Sandringham löste sich von dem Mund des jungen Mannes, der süß und verheißungsvoll für ihn war, und wanderte küssend, saugend und leicht knabbernd an dessen Hals hinunter.
Viktor, durch das aufregende Spiel am Rande eines Zusammenbruchs, ließ sich in die Kissen sinken, während der Engländer über dessen Brust glitt. Ein unterdrücktes Seufzen entrang sich der Kehle des Adligen und er bog einen Augenblick den Rücken durch, als Sandringhams Lippen über seine Brustwarzen strichen. Er wand sich, als der Lord, dessen Hände die Haut des Grafen kraftvoll und doch sinnlich massierten, sich an seinem Bauchnabel festsaugte und stöhnte überrascht, erschrocken und lustvoll auf, als er dessen Mund schließlich warm und sündig an seiner Männlichkeit spürte.
»Was ...?«, keuchte er nur und presste seinen Kopf in das Gänsefederkissen. Der Lord kicherte nur und ergab sich in die Liebkosungen, die dem Grafen fremd waren und doch leise, hilflose Geräusche der Lust entlockten.
Mit einem Lachen zog der Engländer sich wieder zurück, als Viktor mit einem unterdrückten Schrei einen Höhepunkt erreichte und sich heiß über die Finger Sandringhams ergoss, die ihn umschlossen hielten.
Schelmisch grinsend leckte Hiram diese ab und wanderte wieder nach oben, um den hilflos zuckenden jungen Grafen zu küssen.

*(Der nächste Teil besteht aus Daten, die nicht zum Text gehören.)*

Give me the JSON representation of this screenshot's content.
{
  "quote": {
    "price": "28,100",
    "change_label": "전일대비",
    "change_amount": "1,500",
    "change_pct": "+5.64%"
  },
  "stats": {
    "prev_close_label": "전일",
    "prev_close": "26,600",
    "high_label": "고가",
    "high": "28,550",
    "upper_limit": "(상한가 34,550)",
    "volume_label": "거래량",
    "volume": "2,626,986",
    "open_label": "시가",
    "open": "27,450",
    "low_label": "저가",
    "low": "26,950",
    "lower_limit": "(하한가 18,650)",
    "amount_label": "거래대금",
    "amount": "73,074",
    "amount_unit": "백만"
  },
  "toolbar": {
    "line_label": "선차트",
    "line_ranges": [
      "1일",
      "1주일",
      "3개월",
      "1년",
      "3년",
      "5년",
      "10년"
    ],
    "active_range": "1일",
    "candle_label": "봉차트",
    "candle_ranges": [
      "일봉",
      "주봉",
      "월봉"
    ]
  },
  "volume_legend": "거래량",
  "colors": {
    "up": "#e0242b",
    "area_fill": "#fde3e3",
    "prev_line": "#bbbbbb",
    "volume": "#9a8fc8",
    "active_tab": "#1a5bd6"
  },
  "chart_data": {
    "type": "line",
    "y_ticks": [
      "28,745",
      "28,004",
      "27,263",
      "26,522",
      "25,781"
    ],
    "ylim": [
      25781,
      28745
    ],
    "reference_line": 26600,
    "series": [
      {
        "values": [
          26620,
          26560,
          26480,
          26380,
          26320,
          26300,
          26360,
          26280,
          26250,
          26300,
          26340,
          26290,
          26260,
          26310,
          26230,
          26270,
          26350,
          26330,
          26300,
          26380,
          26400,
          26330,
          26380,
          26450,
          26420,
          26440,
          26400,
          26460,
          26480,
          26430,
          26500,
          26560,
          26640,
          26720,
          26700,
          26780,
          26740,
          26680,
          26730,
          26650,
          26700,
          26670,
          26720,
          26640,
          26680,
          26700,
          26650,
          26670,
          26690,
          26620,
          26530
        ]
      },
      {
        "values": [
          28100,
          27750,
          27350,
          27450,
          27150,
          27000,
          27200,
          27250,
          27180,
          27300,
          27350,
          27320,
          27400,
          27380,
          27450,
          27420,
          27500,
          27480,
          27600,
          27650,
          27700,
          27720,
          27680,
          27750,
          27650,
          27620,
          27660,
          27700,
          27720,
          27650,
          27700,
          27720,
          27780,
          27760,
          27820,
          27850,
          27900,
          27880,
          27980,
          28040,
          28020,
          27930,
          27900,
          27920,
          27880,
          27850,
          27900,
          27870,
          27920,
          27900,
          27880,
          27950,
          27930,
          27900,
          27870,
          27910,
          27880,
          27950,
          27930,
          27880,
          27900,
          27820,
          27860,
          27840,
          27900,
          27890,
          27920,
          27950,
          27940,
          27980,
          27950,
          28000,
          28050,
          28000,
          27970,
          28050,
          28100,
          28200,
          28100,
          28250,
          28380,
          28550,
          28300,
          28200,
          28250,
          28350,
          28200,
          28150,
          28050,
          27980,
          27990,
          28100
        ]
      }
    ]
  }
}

»Ich hoffe, ich bin nicht wieder einen Schritt zu weit gegangen«, flüsterte der Engländer ihm anschließend ins Ohr und saugte an dessen Ohrläppchen.
»Ich ... das ... noch nie hat das jemand bei mir getan ...«
»Nun, Ihr seht, dass es möglich ist. Und sehr lustvoll, nicht wahr?«
Viktor nickte und wischte sich einige feuchte Haarsträhnen aus dem Gesicht, die sich dorthin verirrt hatten, als er dieses während des Höhepunktes in das Kissen gepresst hatte.
»Ich hoffe, Eure Energie ist noch nicht verbraucht, mein Fürst. Es gibt da noch einige Stellen Eures verführerischen Körpers, die ich zu gern erkunden würde.«
Der Graf hob die Hand an die schimmernden, goldenen Haare des Engländers und wand sich eine Strähne um den Finger. Er schüttelte auf die Frage des Mannes den Kopf und ergab sich diesem seufzend, als ihre Lippen sich erneut trafen und er das Gewicht Hirams wohlig und sinnlich an seiner Haut und auf seinem Körper spüren konnte.